Written on Tuesday 6/22.
A lot of life has passed since I last wrote in November. I did start a blog post or two in between here and then but never finished them to post. Possibly at some point I'll post those.
Why write today of all days?
In my time in scripture today (I'm reading through the Psalms for the summer) I was struck by a few verses.
A little background first; the family has just complete what Mars Hill calls Redemption Group. I say the family because it really has been all of us. Josh, Lexi and I attended intense biblical group counseling one night a week for the last 8 weeks and the two little ones lived it out with us through our "homework" every other day of the week.
For myself, it was an intense time, and the Holy Spirit has convicted me on many levels. What is my relationship with the Lord: Answer: After exhausting all of my own ways of being my own Savior, I would go to the cross.
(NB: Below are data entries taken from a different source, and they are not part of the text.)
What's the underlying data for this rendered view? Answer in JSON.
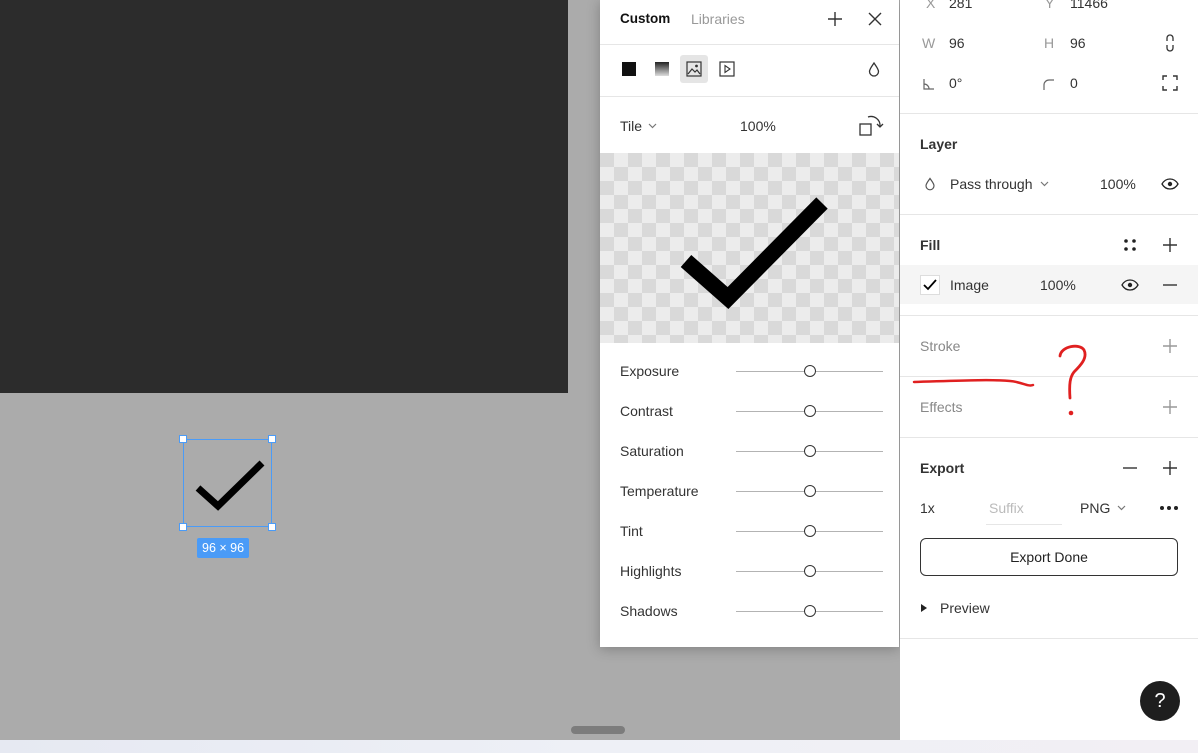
{
  "canvas": {
    "selection_size": "96 × 96"
  },
  "popup": {
    "tabs": [
      "Custom",
      "Libraries"
    ],
    "mode": "Tile",
    "scale": "100%",
    "adjustments": [
      {
        "label": "Exposure",
        "value": 0.5
      },
      {
        "label": "Contrast",
        "value": 0.5
      },
      {
        "label": "Saturation",
        "value": 0.5
      },
      {
        "label": "Temperature",
        "value": 0.5
      },
      {
        "label": "Tint",
        "value": 0.5
      },
      {
        "label": "Highlights",
        "value": 0.5
      },
      {
        "label": "Shadows",
        "value": 0.5
      }
    ]
  },
  "panel": {
    "x_label": "X",
    "x_value": "281",
    "y_label": "Y",
    "y_value": "11466",
    "w_label": "W",
    "w_value": "96",
    "h_label": "H",
    "h_value": "96",
    "rotation": "0°",
    "corner_radius": "0",
    "layer": {
      "title": "Layer",
      "blend": "Pass through",
      "opacity": "100%"
    },
    "fill": {
      "title": "Fill",
      "type": "Image",
      "opacity": "100%"
    },
    "stroke": {
      "title": "Stroke"
    },
    "effects": {
      "title": "Effects"
    },
    "export": {
      "title": "Export",
      "scale": "1x",
      "suffix_placeholder": "Suffix",
      "format": "PNG",
      "button": "Export Done",
      "preview": "Preview"
    },
    "help": "?"
  },
  "annotation": {
    "mark": "?",
    "color": "#e02020"
  },
  "colors": {
    "selection": "#4a9bf7",
    "canvas": "#ababab",
    "frame": "#2c2c2c"
  }
}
However, this rarely happened because I minimize anything and everything so I rarely feel a need beyond my own human capabilities. Essentially I have hardened my heart to a point where I'm so numb, nothing hurts, nothing makes me feel and I don't need Jesus. [I've learned many of the places I go to remain numb but I am not going to go into that part today.]
As a result, I'm repenting. This is a process for sure. As much as I would like this to be fixed this instant, it's just not going to happen that way.
I'm on this journey to see what it looks like to run to the cross.
So, right now I'm reading the Psalms. What does it look like to praise my heavenly Father? What does it look like to be joyful? What does it look like to be hurt or sad? What does it look like to cry out during each of these times?
So back to the point of this post. I read Psalm 9 and 10 today and a few verses in Psalm 9 jumped out to me.
Psalm 9:1-2, 11
1 I will give thanks to the Lord with my whole heart;
I will recount all of your wonderful deeds.
2 I will be glad and exult in you;
I will sing praise to your name, O Most High.
11 Sing praises to the Lord, who sits enthroned in Zion!
Tell among the peoples his deeds!
Reading this prompted my heart to want to praise Jesus for those deeds he is responsible and proclaim them to his people.
New baby, the pregnancy has been a test. Maybe a test to make me feel? Anyway, she'll be here in approximately 4 weeks. I can't believe how close we are and she seems to be a healthy little girls so far. Praising God for the endurance to make it through the pregnancy so far and asking for grace for the next few weeks.
Lexi. Lexi has been in our life for quite a while but in February she moved in with us. Shortly after she moved in, the 3 of us decided it was best that she would be fully adopted into our family . We sat down at our kitchen table and prayed through a covenant we made with her and she made with us and that the Lord's blessing would be upon it. God has already blessed us in so many ways through this. To Him be the glory.
Josh finished school. God's grace was so apparent through this time. He was able to endure work, full-time ministry, and school. Our family was a definite support to Him during this time. I praise God that he saw us as a support and not another drain on him. [Most of the time.] That we didn't jump on the priority list because of what was on his plate. Anyway, he graduated on the 11th with his Masters in Missional Leadership through the Resurgences Training Center. Then he finished his thesis on Friday . Officially complete. In true Josh Moore form I received a text today with his Re:Train stats. Since August of 2009 to last week; 42 books read (including 9114 pages) and wrote 16 papers (including 232 pages and 71,071 words.)
Isaac is potty trained. We did Lara Jensen's 3 day method - Very tiring! 3 days describes for us how long it took for him to be day pee trained. Poop training took approximately 3 weeks because of a sudden anxiety regarding pooping and we are now approximately 90% night trained. Last night was the first night where he didn't come and get us during the night. We think he had to have woken up on hi s own and went by himself. If that is in fact what he did, we're excited about the nights of sleep to come. Oh wait, I'm 9 months pregnant and will have a newborn soon!
Ali is beginning to read and loving it. I'm also reading a book right now called "A Praying Life." The beginning chapters are talking about becoming like a child when we go to our heavenly Father. Her child like excitement when reading and coming to me when she has read something new has been so timely. Praising God for her excitement and what I'm learning through her!
Many of these things are new phases in our life. However today I was reminded in a conversation I had with Ali that our God is sovereign over all things. Jesus is our Creator and Sustainer. He is responsible for our very existence and every breath I take. He is responsible for our baby and her safety as she comes into this world, He is responsible for Lexi coming into our family, He is responsible for Josh finishing school, He is responsible for Isaac being potty trained, He is responsible for Ali beginning to read. To say otherwise I would be a glory robber. To God goes the glory.